Ont été ôtées essentiellement les condamnations à des mesures éducatives quand l'intéressé était mineur (pas des peines), les condamnations avec sursis réputées non avenues (elles restent au B1), les peines pour lesquelles le tribunal a ordonné l'exclusion du B2, et les contraventions.
Le B2 est délivré aux autorités figurant aux articles 776 et R.79 du CPP.
Il s'agit essentiellement de permettre à l'administration de s'assurer de la probité d'un candidat à un poste.
Enfin, le bulletin n°3 (ou « B3 ») est une version très expurgée, qui est délivré à la demande du seul intéressé.
Le B3 ne contient que les peines de prison ferme supérieures à deux ans sans sursis, et les interdictions dont vous faites l'objet (article 777 du CPP).
C'est ce bulletin que vous demandera un éventuel employeur, mais c'est à vous de le commander. Cette demande peut être faite sur internet, ou par courrier, mais uniquement par l'intéressé lui-même.
Sinon, c'est un délit puni de 7500 euros d'amende (art. 781 du CPP).
Ces dispositions étant rappelées, si Francis Delattre s'est effectivement procuré un extrait de casier judiciaire de M. Soumaré, il a commis un délit.
Soit de délivrance indue de casier judiciaire (781 du cpp), soit, si une personne y ayant accès le lui a remis, un recel de vol ou de violation du secret professionnel.
Une autre hypothèse est possible puisqu'il existe un autre moyen d'avoir accès aux condamnations pénales, tout à fait légal celui-ci.
En effet, les jugements pénaux sont publics, et délivrés gratuitement à qui en fait la demande : (art. R. 156 du CPP). C'est une application du principe de publicité des débats.
En théorie, Francis Delattre a donc pu de demander au greffe de la juridiction ayant prononcé le jugement une copie de ce jugement en précisant le nom du prévenu et la date du jugement.
Reste à savoir de quelle manière il a eu accès à ces informations.
2. Quid de la qualification de « délinquant multi-récidiviste » appliquée à M. Soumaré ?
La récidive suppose la réitération d'une même infraction ou d'une infraction que la loi assimile à la première (par exemple, le vol, l'extorsion, le chantage, l'escroquerie et l'abus de confiance sont ainsi considérées comme étant une seule et même infraction au regard de la récidive, art. 132-16 du code pénal).
La multi-récidive suppose donc à tout le moins deux condamnations en récidive.
En l'espèce, il est fait état de 2 condamnations pour des mêmes faits (vol avec violence).
Donc au pire, M. Soumaré serait récidiviste, mais en aucun cas multi-récidiviste.
La question se pose même de savoir s'il y a récidive simple ?
S'agissant d'un délit puni de cinq ans de prison (vol aggravé par une circonstance), nous sommes dans le cas de la récidive spéciale et temporaire (art. 132-10 du Code pénal).

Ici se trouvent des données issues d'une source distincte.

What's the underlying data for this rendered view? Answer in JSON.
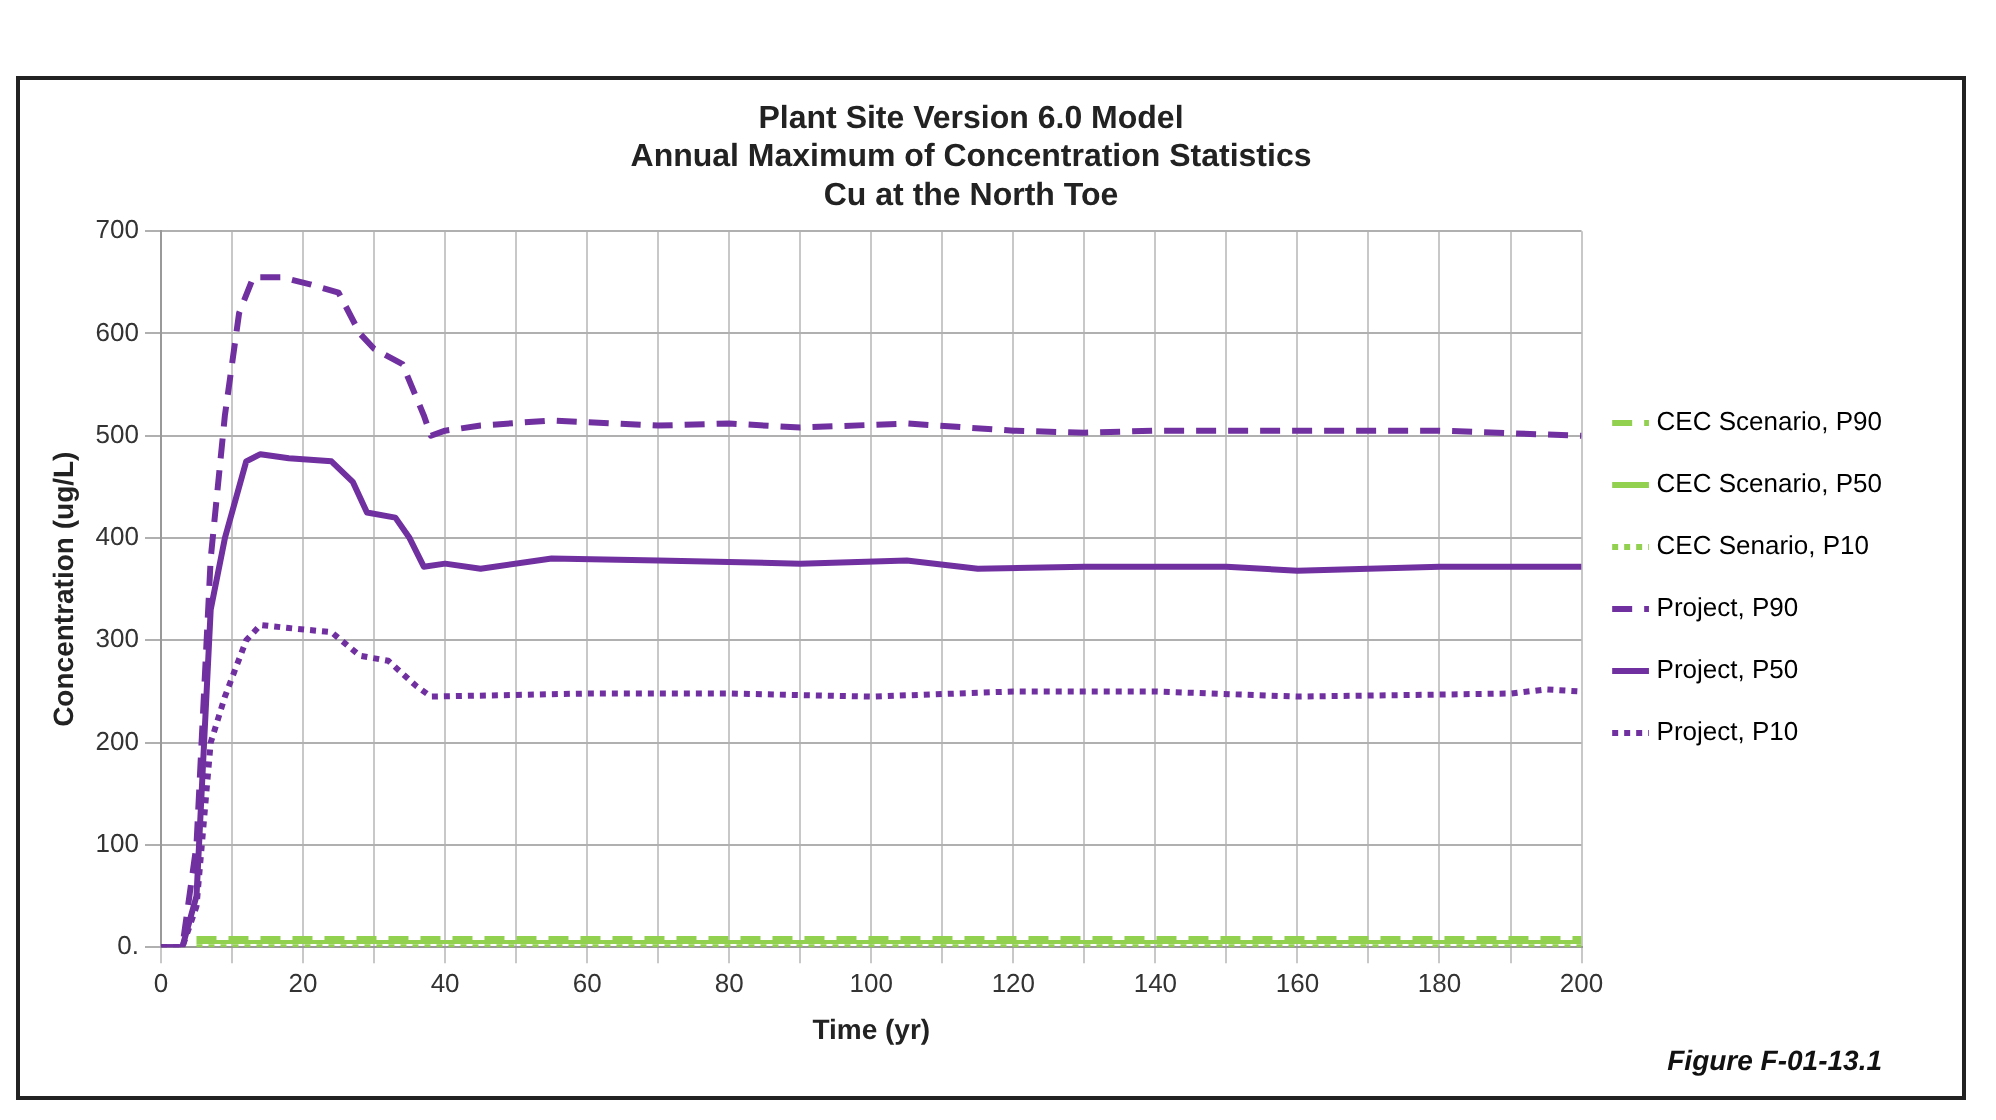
{
  "chart_data": {
    "type": "line",
    "title": [
      "Plant Site Version 6.0 Model",
      "Annual Maximum of Concentration Statistics",
      "Cu at the North Toe"
    ],
    "xlabel": "Time (yr)",
    "ylabel": "Concentration (ug/L)",
    "xlim": [
      0,
      200
    ],
    "xticks": [
      0,
      {
        "value": 10,
        "label": null
      },
      20,
      {
        "value": 30,
        "label": null
      },
      40,
      {
        "value": 50,
        "label": null
      },
      60,
      {
        "value": 70,
        "label": null
      },
      80,
      {
        "value": 90,
        "label": null
      },
      100,
      {
        "value": 110,
        "label": null
      },
      120,
      {
        "value": 130,
        "label": null
      },
      140,
      {
        "value": 150,
        "label": null
      },
      160,
      {
        "value": 170,
        "label": null
      },
      180,
      {
        "value": 190,
        "label": null
      },
      200
    ],
    "ylim": [
      0,
      700
    ],
    "yticks": [
      {
        "value": 0,
        "label": "0."
      },
      100,
      200,
      300,
      400,
      500,
      600,
      700
    ],
    "grid": true,
    "legend": "right",
    "marker": "none",
    "series": [
      {
        "name": "CEC Scenario, P90",
        "color": "#92d050",
        "line_style": "dashed",
        "x": [
          5,
          200
        ],
        "values": [
          9,
          9
        ]
      },
      {
        "name": "CEC Scenario, P50",
        "color": "#92d050",
        "line_style": "solid",
        "x": [
          5,
          200
        ],
        "values": [
          5,
          5
        ]
      },
      {
        "name": "CEC Senario, P10",
        "color": "#92d050",
        "line_style": "dotted",
        "x": [
          5,
          200
        ],
        "values": [
          1,
          1
        ]
      },
      {
        "name": "Project, P90",
        "color": "#7030a0",
        "line_style": "dashed",
        "x": [
          0,
          3,
          5,
          7,
          9,
          11,
          13,
          17,
          21,
          25,
          28,
          30,
          34,
          37,
          38,
          40,
          45,
          55,
          70,
          80,
          90,
          105,
          120,
          130,
          140,
          160,
          180,
          200
        ],
        "values": [
          0,
          0,
          100,
          380,
          520,
          620,
          655,
          655,
          648,
          640,
          600,
          585,
          570,
          520,
          500,
          505,
          510,
          515,
          510,
          512,
          508,
          512,
          505,
          503,
          505,
          505,
          505,
          500
        ]
      },
      {
        "name": "Project, P50",
        "color": "#7030a0",
        "line_style": "solid",
        "x": [
          0,
          3,
          5,
          7,
          9,
          12,
          14,
          18,
          24,
          27,
          29,
          33,
          35,
          37,
          40,
          45,
          55,
          70,
          90,
          105,
          115,
          130,
          150,
          160,
          180,
          200
        ],
        "values": [
          0,
          0,
          50,
          330,
          400,
          475,
          482,
          478,
          475,
          455,
          425,
          420,
          400,
          372,
          375,
          370,
          380,
          378,
          375,
          378,
          370,
          372,
          372,
          368,
          372,
          372
        ]
      },
      {
        "name": "Project, P10",
        "color": "#7030a0",
        "line_style": "dotted",
        "x": [
          0,
          3,
          5,
          7,
          9,
          12,
          14,
          18,
          24,
          28,
          32,
          36,
          38,
          60,
          80,
          100,
          120,
          140,
          160,
          190,
          195,
          200
        ],
        "values": [
          0,
          0,
          40,
          200,
          245,
          300,
          315,
          312,
          308,
          285,
          280,
          255,
          245,
          248,
          248,
          245,
          250,
          250,
          245,
          248,
          252,
          250
        ]
      }
    ],
    "annotations": [
      "Figure F-01-13.1"
    ]
  }
}
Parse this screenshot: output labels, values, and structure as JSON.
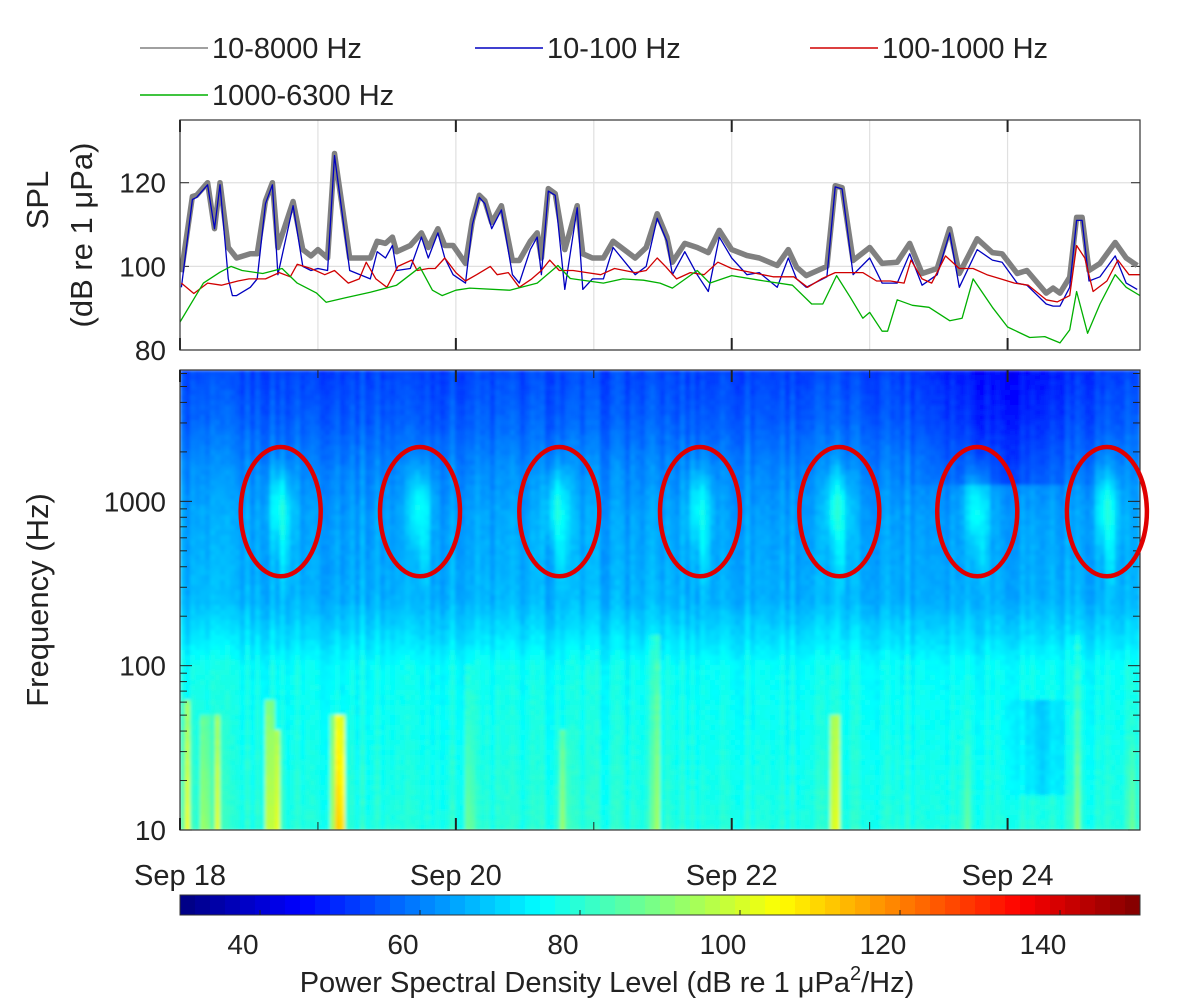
{
  "chart_data": [
    {
      "type": "line",
      "title": "",
      "ylabel_line1": "SPL",
      "ylabel_line2": "(dB re 1 μPa)",
      "xlim_days": [
        0,
        6.96
      ],
      "ylim": [
        80,
        135
      ],
      "yticks": [
        80,
        100,
        120
      ],
      "grid": true,
      "legend_position": "top",
      "series": [
        {
          "name": "10-8000 Hz",
          "color": "#808080",
          "x": [
            0.01,
            0.09,
            0.12,
            0.2,
            0.25,
            0.29,
            0.35,
            0.41,
            0.51,
            0.56,
            0.62,
            0.67,
            0.71,
            0.82,
            0.89,
            0.95,
            1.0,
            1.07,
            1.12,
            1.23,
            1.38,
            1.43,
            1.49,
            1.54,
            1.57,
            1.67,
            1.75,
            1.8,
            1.87,
            1.92,
            1.98,
            2.07,
            2.12,
            2.17,
            2.21,
            2.26,
            2.33,
            2.41,
            2.46,
            2.54,
            2.59,
            2.62,
            2.67,
            2.72,
            2.79,
            2.88,
            2.92,
            2.99,
            3.07,
            3.14,
            3.3,
            3.38,
            3.46,
            3.53,
            3.57,
            3.66,
            3.75,
            3.83,
            3.91,
            4.0,
            4.11,
            4.2,
            4.33,
            4.41,
            4.47,
            4.54,
            4.69,
            4.75,
            4.8,
            4.88,
            5.0,
            5.09,
            5.2,
            5.29,
            5.38,
            5.49,
            5.58,
            5.65,
            5.78,
            5.89,
            5.96,
            6.07,
            6.14,
            6.28,
            6.33,
            6.38,
            6.45,
            6.5,
            6.54,
            6.59,
            6.67,
            6.78,
            6.86,
            6.94
          ],
          "y": [
            98.6,
            116.7,
            117,
            120,
            109,
            120,
            104.5,
            102,
            103,
            103,
            115.7,
            120,
            104.5,
            115.5,
            104,
            102.5,
            104,
            102,
            127,
            102,
            102,
            106,
            105.5,
            107,
            103.5,
            105,
            108,
            104.5,
            109,
            105,
            105,
            100.7,
            111,
            117,
            115.7,
            110.5,
            114.5,
            101.4,
            101.4,
            106,
            108,
            102,
            118.6,
            117.4,
            104,
            114.5,
            103,
            102,
            102,
            106,
            102,
            104.5,
            112.6,
            107,
            101,
            105.5,
            104.5,
            103.3,
            108.6,
            104,
            102.6,
            102,
            100.2,
            104,
            99.8,
            97.8,
            100,
            119.3,
            118.8,
            101.4,
            104.5,
            100.7,
            101,
            105.5,
            98.3,
            99.5,
            109,
            98.3,
            106.6,
            103.3,
            103,
            98.3,
            99,
            93.6,
            94.8,
            93.6,
            97.4,
            111.7,
            111.7,
            99,
            100.7,
            105.7,
            102,
            100.2
          ]
        },
        {
          "name": "10-100 Hz",
          "color": "#0000c0",
          "x": [
            0.01,
            0.09,
            0.12,
            0.2,
            0.25,
            0.29,
            0.35,
            0.38,
            0.41,
            0.51,
            0.56,
            0.62,
            0.67,
            0.71,
            0.82,
            0.89,
            0.95,
            1.0,
            1.07,
            1.12,
            1.23,
            1.38,
            1.43,
            1.49,
            1.54,
            1.57,
            1.67,
            1.75,
            1.8,
            1.87,
            1.92,
            1.98,
            2.07,
            2.12,
            2.17,
            2.21,
            2.26,
            2.33,
            2.41,
            2.46,
            2.54,
            2.59,
            2.62,
            2.67,
            2.72,
            2.79,
            2.88,
            2.92,
            2.99,
            3.07,
            3.14,
            3.3,
            3.38,
            3.46,
            3.53,
            3.57,
            3.66,
            3.75,
            3.83,
            3.91,
            4.0,
            4.11,
            4.2,
            4.33,
            4.41,
            4.47,
            4.54,
            4.69,
            4.75,
            4.8,
            4.88,
            5.0,
            5.09,
            5.2,
            5.29,
            5.38,
            5.49,
            5.58,
            5.65,
            5.78,
            5.89,
            5.96,
            6.07,
            6.14,
            6.28,
            6.33,
            6.38,
            6.45,
            6.5,
            6.54,
            6.59,
            6.67,
            6.78,
            6.86,
            6.94
          ],
          "y": [
            95,
            116,
            116.5,
            119.5,
            109,
            119.5,
            97,
            93,
            93,
            95,
            97,
            115,
            119.5,
            98,
            114.5,
            100,
            99,
            99.5,
            99,
            126.5,
            99,
            97,
            103.5,
            102,
            105,
            99,
            99.5,
            107,
            102,
            108,
            102,
            98,
            96,
            110,
            116.5,
            115,
            109,
            113.5,
            98,
            96,
            104,
            107,
            98,
            118,
            117,
            94.5,
            114,
            94.5,
            97,
            97,
            104.5,
            98,
            100,
            111.5,
            106,
            98,
            103.5,
            98,
            94,
            107,
            102,
            98,
            98.5,
            95,
            102,
            97,
            95,
            97.5,
            119,
            118.5,
            98,
            102,
            96,
            96,
            103,
            95.5,
            98,
            108,
            95,
            104,
            101.5,
            101,
            96,
            95.5,
            91,
            90.5,
            90.5,
            95,
            111,
            111,
            96.5,
            97.5,
            102.5,
            96,
            94.5
          ]
        },
        {
          "name": "100-1000 Hz",
          "color": "#d00000",
          "x": [
            0.01,
            0.1,
            0.2,
            0.3,
            0.42,
            0.5,
            0.62,
            0.72,
            0.8,
            0.85,
            0.95,
            1.05,
            1.12,
            1.22,
            1.3,
            1.35,
            1.42,
            1.5,
            1.58,
            1.68,
            1.72,
            1.8,
            1.85,
            1.92,
            2.0,
            2.07,
            2.15,
            2.25,
            2.3,
            2.38,
            2.46,
            2.55,
            2.62,
            2.68,
            2.75,
            2.85,
            2.95,
            3.05,
            3.15,
            3.3,
            3.38,
            3.46,
            3.52,
            3.6,
            3.7,
            3.8,
            3.9,
            4.0,
            4.15,
            4.3,
            4.45,
            4.55,
            4.65,
            4.75,
            4.85,
            4.95,
            5.05,
            5.15,
            5.25,
            5.3,
            5.38,
            5.45,
            5.55,
            5.65,
            5.75,
            5.85,
            5.95,
            6.05,
            6.15,
            6.28,
            6.36,
            6.45,
            6.5,
            6.56,
            6.62,
            6.72,
            6.8,
            6.88,
            6.96
          ],
          "y": [
            96,
            93.5,
            96,
            95.5,
            96.5,
            97,
            97,
            98.5,
            97.5,
            100.5,
            99.5,
            98,
            99,
            96,
            97,
            101,
            97,
            95,
            100,
            101.5,
            99,
            99.5,
            99.5,
            102,
            98.5,
            96.5,
            98,
            100,
            98,
            98.5,
            95,
            97,
            99,
            101.5,
            99,
            99,
            98.5,
            98,
            99.5,
            98.5,
            99,
            102,
            100,
            97,
            98.5,
            98,
            101,
            99.5,
            98.5,
            97.5,
            97.5,
            95,
            97,
            98.5,
            98.5,
            98.5,
            96.5,
            96.5,
            96,
            101.5,
            97,
            96,
            102.5,
            99.5,
            99.5,
            98,
            97,
            96,
            95.5,
            92,
            91.5,
            93,
            105,
            102,
            94,
            96.5,
            101.5,
            98,
            98
          ]
        },
        {
          "name": "1000-6300 Hz",
          "color": "#00b000",
          "x": [
            0.0,
            0.17,
            0.29,
            0.37,
            0.45,
            0.6,
            0.74,
            0.85,
            0.99,
            1.06,
            1.2,
            1.38,
            1.57,
            1.74,
            1.83,
            1.9,
            2.0,
            2.1,
            2.39,
            2.59,
            2.74,
            2.83,
            3.07,
            3.21,
            3.36,
            3.48,
            3.57,
            3.75,
            3.84,
            4.0,
            4.2,
            4.44,
            4.58,
            4.66,
            4.76,
            4.86,
            4.95,
            5.0,
            5.09,
            5.13,
            5.2,
            5.31,
            5.43,
            5.58,
            5.67,
            5.75,
            5.89,
            6.0,
            6.16,
            6.27,
            6.38,
            6.45,
            6.5,
            6.58,
            6.67,
            6.78,
            6.86,
            6.96
          ],
          "y": [
            86.7,
            96,
            98.6,
            100,
            99,
            98.3,
            99.5,
            96,
            93.6,
            91.4,
            92.5,
            93.8,
            95.5,
            99.8,
            94.3,
            93,
            94.3,
            94.8,
            94.3,
            96,
            100.2,
            97.1,
            96,
            97,
            96.7,
            96,
            94.8,
            99,
            96,
            97.8,
            96.7,
            95.5,
            91,
            91,
            97.8,
            92.6,
            87.6,
            89,
            84.5,
            84.5,
            92,
            90.7,
            90.2,
            87,
            87.6,
            97,
            90.2,
            85.5,
            83,
            83.2,
            81.7,
            84.8,
            94,
            84,
            91,
            98,
            95,
            93
          ]
        }
      ]
    },
    {
      "type": "heatmap",
      "title": "",
      "ylabel": "Frequency (Hz)",
      "yscale": "log",
      "ylim": [
        10,
        6300
      ],
      "yticks": [
        10,
        100,
        1000
      ],
      "xlim_days": [
        0,
        6.96
      ],
      "xticks": [
        {
          "day": 0,
          "label": "Sep 18"
        },
        {
          "day": 2,
          "label": "Sep 20"
        },
        {
          "day": 4,
          "label": "Sep 22"
        },
        {
          "day": 6,
          "label": "Sep 24"
        }
      ],
      "minor_xtick_days": [
        1,
        3,
        5
      ],
      "colormap": "jet",
      "colorbar": {
        "label": "Power Spectral Density Level (dB re 1 μPa",
        "label_sup": "2",
        "label_end": "/Hz)",
        "range": [
          30,
          150
        ],
        "ticks": [
          40,
          60,
          80,
          100,
          120,
          140
        ]
      },
      "background_profile": {
        "log10_freq": [
          1,
          1.3,
          1.6,
          2.0,
          2.15,
          2.4,
          2.9,
          3.2,
          3.5,
          3.8
        ],
        "level_db": [
          79,
          78,
          77,
          76,
          72,
          66,
          64,
          61,
          56,
          53
        ]
      },
      "daily_events_1khz": [
        {
          "day": 0.73,
          "level_boost_db": 14
        },
        {
          "day": 1.74,
          "level_boost_db": 13
        },
        {
          "day": 2.74,
          "level_boost_db": 14
        },
        {
          "day": 3.77,
          "level_boost_db": 13
        },
        {
          "day": 4.77,
          "level_boost_db": 14
        },
        {
          "day": 5.78,
          "level_boost_db": 14
        },
        {
          "day": 6.72,
          "level_boost_db": 14
        }
      ],
      "low_freq_bursts": [
        {
          "day": 0.05,
          "level_db": 104,
          "fmax_hz": 60
        },
        {
          "day": 0.18,
          "level_db": 100,
          "fmax_hz": 50
        },
        {
          "day": 0.27,
          "level_db": 102,
          "fmax_hz": 50
        },
        {
          "day": 0.65,
          "level_db": 108,
          "fmax_hz": 60
        },
        {
          "day": 0.7,
          "level_db": 104,
          "fmax_hz": 40
        },
        {
          "day": 1.13,
          "level_db": 118,
          "fmax_hz": 50
        },
        {
          "day": 1.17,
          "level_db": 112,
          "fmax_hz": 50
        },
        {
          "day": 2.1,
          "level_db": 92,
          "fmax_hz": 100
        },
        {
          "day": 2.78,
          "level_db": 94,
          "fmax_hz": 40
        },
        {
          "day": 3.45,
          "level_db": 98,
          "fmax_hz": 150
        },
        {
          "day": 4.75,
          "level_db": 114,
          "fmax_hz": 50
        },
        {
          "day": 5.7,
          "level_db": 88,
          "fmax_hz": 100
        },
        {
          "day": 6.5,
          "level_db": 93,
          "fmax_hz": 150
        },
        {
          "day": 6.9,
          "level_db": 88,
          "fmax_hz": 100
        }
      ],
      "annotations": [
        {
          "shape": "ellipse",
          "color": "#e00000",
          "day": 0.73,
          "f_center_hz": 766,
          "f_low_hz": 350,
          "f_high_hz": 2140,
          "half_width_days": 0.29
        },
        {
          "shape": "ellipse",
          "color": "#e00000",
          "day": 1.74,
          "f_center_hz": 766,
          "f_low_hz": 350,
          "f_high_hz": 2140,
          "half_width_days": 0.29
        },
        {
          "shape": "ellipse",
          "color": "#e00000",
          "day": 2.75,
          "f_center_hz": 766,
          "f_low_hz": 350,
          "f_high_hz": 2140,
          "half_width_days": 0.29
        },
        {
          "shape": "ellipse",
          "color": "#e00000",
          "day": 3.77,
          "f_center_hz": 766,
          "f_low_hz": 350,
          "f_high_hz": 2140,
          "half_width_days": 0.29
        },
        {
          "shape": "ellipse",
          "color": "#e00000",
          "day": 4.78,
          "f_center_hz": 766,
          "f_low_hz": 350,
          "f_high_hz": 2140,
          "half_width_days": 0.29
        },
        {
          "shape": "ellipse",
          "color": "#e00000",
          "day": 5.78,
          "f_center_hz": 766,
          "f_low_hz": 350,
          "f_high_hz": 2140,
          "half_width_days": 0.29
        },
        {
          "shape": "ellipse",
          "color": "#e00000",
          "day": 6.72,
          "f_center_hz": 766,
          "f_low_hz": 350,
          "f_high_hz": 2140,
          "half_width_days": 0.29
        }
      ]
    }
  ]
}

Il faut pour qu'il y ait récidive que moins de cinq ans séparent la commission des nouveaux faits et l'expiration de la première peine.
Or ici, les informations relayées par la presse indiquent que les faits pour lesquels M. Soumaré a été condamné en 2007 ont été commis en 2004, alors que la première condamnation datait de 1999.
Aucune information n'est communiquée sur la date des premiers faits.
On est donc à la limite de la récidive.
Il semble également utile de préciser que la peine prononcée en 2007 (prison avec sursis et assorti de l'obligation d'accomplir un travail d'intérêt général, 80 H en l'espèce) semble particulièrement clémente si le tribunal a eu à juger une affaire de vol avec violences en récidive.
Ali Soumaré est donc probablement un délinquant simple, comme plusieurs autres hommes politiques.
Seule une peine d'inéligibilité lui interdirait de se présenter aux scrutins.